L’an dernier, des experts de l’ONU ont fait état d’ « allégations préoccupantes », selon lesquelles « les forces de sécurité saoudiennes, par « des tirs d’artillerie transfrontaliers et des tirs d’armes légères, ont tué environ 430 migrants » dans le sud de l’Arabie saoudite et le nord du Yémen au cours des quatre premiers mois de 2022.
Dans leurs témoignages, recueillis par l’ONG, les migrants racontent des scènes d’horreur : « femmes, hommes et enfants éparpillés dans le paysage montagneux, gravement blessés, démembrés ou déjà morts ». « Ils nous tiraient dessus, c’était comme une pluie [de balles] », se souvient une Éthiopienne de 20 ans. « J’ai vu un homme appeler à l’aide, il avait perdu ses deux jambes », mais, raconte-t-elle, « on n’a pas pu l’aider parce qu’on courrait pour sauver nos propres vies ».
Des personnes voyageant seules ou en petits groupes ont affirmé que des gardes-frontières les avaient frappées avec des pierres et des barres de métal.

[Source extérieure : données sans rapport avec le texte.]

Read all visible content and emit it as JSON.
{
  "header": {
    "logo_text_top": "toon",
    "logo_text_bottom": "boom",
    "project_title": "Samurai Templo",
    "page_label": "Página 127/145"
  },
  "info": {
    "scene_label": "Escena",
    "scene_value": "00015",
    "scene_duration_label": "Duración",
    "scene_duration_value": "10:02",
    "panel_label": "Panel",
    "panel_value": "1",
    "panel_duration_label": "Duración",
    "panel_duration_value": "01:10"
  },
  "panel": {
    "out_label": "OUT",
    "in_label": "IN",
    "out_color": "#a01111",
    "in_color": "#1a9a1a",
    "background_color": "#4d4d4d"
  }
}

Quatorze personnes interrogées ont été témoins ou ont elles-mêmes été blessées par des tirs à bout portant, ajoute HRW. Certaines ont déclaré que les gardes-frontières descendaient de leurs postes d’observation et frappaient les survivants.
Le trouble rôle des Houthis
Le nord du Yémen est largement contrôlé par les Houthis, des rebelles que l’Arabie saoudite combat depuis 2015 aux côtés des forces pro-gouvernementales. Des migrants ont déclaré à HRW que les forces houthies collaboraient avec les passeurs et leur avaient extorqué de l’argent ou les avaient transférés dans ce que les migrants décrivent comme des centres de détention. Des personnes y étaient maltraitées jusqu’à ce qu’elles puissent payer un « droit de sortie », affirment-ils. Les Houthis nient travailler avec les passeurs, qu’ils décrivent comme des « criminels ».